SMA is a rare but severe genetic condition that leads to progressive muscle weakness and can be life-threatening in infancy. While new disease-modifying therapies are now available in the UK, their effectiveness depends critically on early, pre-symptomatic treatment.

Newborn screening enables diagnosis shortly after birth, before symptoms appear, allowing timely intervention that can dramatically improve outcomes, including survival, mobility and quality of life.

Professor Laurent Servais, lead investigator, said: “This study represents a decisive step towards ensuring that every child born with SMA in the UK has the opportunity to be diagnosed and treated before irreversible damage occurs. We now have therapies that can fundamentally change the trajectory of this disease if we can identify affected infants early.

“Our goal is to provide the evidence needed to support the introduction of SMA into routine newborn screening nationwide, ensuring equitable access for all families.”

The SENS study will be delivered across seven NHS newborn screening laboratories, covering approximately two-thirds of births in England. Screening will be introduced using a phased, stepped approach, enabling researchers to compare outcomes between screened and unscreened populations while building real-world evidence on delivery within the NHS.

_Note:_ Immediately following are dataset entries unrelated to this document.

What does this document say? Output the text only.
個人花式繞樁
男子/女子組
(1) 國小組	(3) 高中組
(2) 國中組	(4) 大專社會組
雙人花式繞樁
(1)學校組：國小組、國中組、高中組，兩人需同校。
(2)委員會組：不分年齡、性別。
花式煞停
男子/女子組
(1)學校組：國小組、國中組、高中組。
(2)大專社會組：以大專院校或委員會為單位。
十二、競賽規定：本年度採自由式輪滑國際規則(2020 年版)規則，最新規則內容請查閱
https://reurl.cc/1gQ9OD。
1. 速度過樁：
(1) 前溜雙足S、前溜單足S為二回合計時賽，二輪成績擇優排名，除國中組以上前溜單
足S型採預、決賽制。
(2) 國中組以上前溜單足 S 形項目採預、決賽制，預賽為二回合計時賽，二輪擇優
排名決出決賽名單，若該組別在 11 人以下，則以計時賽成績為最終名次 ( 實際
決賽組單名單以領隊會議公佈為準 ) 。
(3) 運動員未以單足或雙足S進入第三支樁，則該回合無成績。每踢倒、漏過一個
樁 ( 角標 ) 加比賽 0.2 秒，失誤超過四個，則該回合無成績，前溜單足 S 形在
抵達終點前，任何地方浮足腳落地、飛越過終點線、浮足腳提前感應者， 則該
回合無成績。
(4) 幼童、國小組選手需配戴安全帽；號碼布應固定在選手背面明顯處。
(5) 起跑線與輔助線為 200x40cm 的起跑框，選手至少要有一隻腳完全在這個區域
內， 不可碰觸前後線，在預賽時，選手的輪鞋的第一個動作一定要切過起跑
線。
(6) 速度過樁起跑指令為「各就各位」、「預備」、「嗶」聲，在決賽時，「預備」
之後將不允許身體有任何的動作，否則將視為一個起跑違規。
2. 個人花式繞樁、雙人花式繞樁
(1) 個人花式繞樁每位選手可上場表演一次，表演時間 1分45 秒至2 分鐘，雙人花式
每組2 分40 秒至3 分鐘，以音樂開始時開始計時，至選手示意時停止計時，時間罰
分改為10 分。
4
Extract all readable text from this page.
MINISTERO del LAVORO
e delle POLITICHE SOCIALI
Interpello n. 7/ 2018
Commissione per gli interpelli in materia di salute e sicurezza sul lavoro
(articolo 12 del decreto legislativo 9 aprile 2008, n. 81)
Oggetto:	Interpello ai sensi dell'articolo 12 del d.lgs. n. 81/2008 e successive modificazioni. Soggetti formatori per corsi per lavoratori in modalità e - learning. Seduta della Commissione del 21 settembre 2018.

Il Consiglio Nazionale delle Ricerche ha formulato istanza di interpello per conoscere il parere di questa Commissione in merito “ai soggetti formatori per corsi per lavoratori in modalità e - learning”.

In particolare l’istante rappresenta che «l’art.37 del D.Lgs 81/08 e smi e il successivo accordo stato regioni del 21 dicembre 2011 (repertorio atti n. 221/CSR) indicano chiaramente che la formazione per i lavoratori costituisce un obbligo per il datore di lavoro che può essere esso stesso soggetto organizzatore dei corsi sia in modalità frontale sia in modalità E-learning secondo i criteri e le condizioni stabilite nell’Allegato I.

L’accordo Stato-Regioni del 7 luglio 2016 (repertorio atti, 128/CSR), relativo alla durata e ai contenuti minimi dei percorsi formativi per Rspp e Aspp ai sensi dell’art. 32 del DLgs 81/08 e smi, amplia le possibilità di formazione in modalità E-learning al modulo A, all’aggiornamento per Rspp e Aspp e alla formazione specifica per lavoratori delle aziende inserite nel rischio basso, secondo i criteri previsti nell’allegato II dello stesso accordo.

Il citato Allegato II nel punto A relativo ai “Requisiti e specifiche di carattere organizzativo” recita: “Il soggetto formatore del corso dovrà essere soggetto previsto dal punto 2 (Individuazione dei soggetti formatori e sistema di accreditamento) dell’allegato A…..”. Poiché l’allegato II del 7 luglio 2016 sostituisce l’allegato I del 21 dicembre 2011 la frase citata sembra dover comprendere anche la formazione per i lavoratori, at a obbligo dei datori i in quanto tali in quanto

The research will evaluate:

  • Feasibility: including test accuracy, turnaround times, and uptake
  • Acceptability: capturing perspectives from families, healthcare professionals and the wider public
  • Clinical outcomes: including early treatment initiation and motor development milestones
  • Economic impact: assessing long-term value for the NHS

The findings will directly inform decisions by the UK National Screening Committee and NHS England on whether to implement SMA screening as part of the routine newborn blood spot programme.

Evidence from international programmes and UK pilot studies indicate that newborn screening for SMA is not only clinically beneficial but also cost-effective, reducing long-term healthcare costs through earlier intervention and improved outcomes.

This large-scale evaluation will provide the comprehensive UK-specific evidence required to support equitable, nationwide implementation ensuring that all newborns can benefit from advances in genomic medicine.

Giles Lomax, co-applicant and Chief Executive of the charity SMA UK, said: “For families affected by SMA, time is everything. A diagnosis through newborn screening can mean the difference between a life limited by severe disability and one with far greater independence and opportunity.

“This study brings us closer to a future where no child misses that critical window for treatment, and where screening is available to every newborn across the UK.”

The seven NHS newborn screening laboratories involved in the study are:

  • Great Ormond Street Hospital (GOSH)
  • Manchester
  • Newcastle
  • Sheffield
  • South East Thames (Guy’s and St Thomas’ NHS Foundation Trust)
  • South West Thames
  • Birmingham (added as the seventh centre, with implementation capability from 2026)

These laboratories form the backbone of the study’s national infrastructure, collectively covering roughly two-thirds of births in England and enabling phased rollout of SMA screening within the NHS.

The study reflects a broader shift towards integrating genomic technologies into population health programmes. By embedding SMA screening within the existing NHS newborn screening infrastructure, the project aims to establish a scalable model for the introduction of additional conditions in the future.

Final results from the study are expected in 2031 and will play a critical role in shaping the future of newborn screening policy in the UK.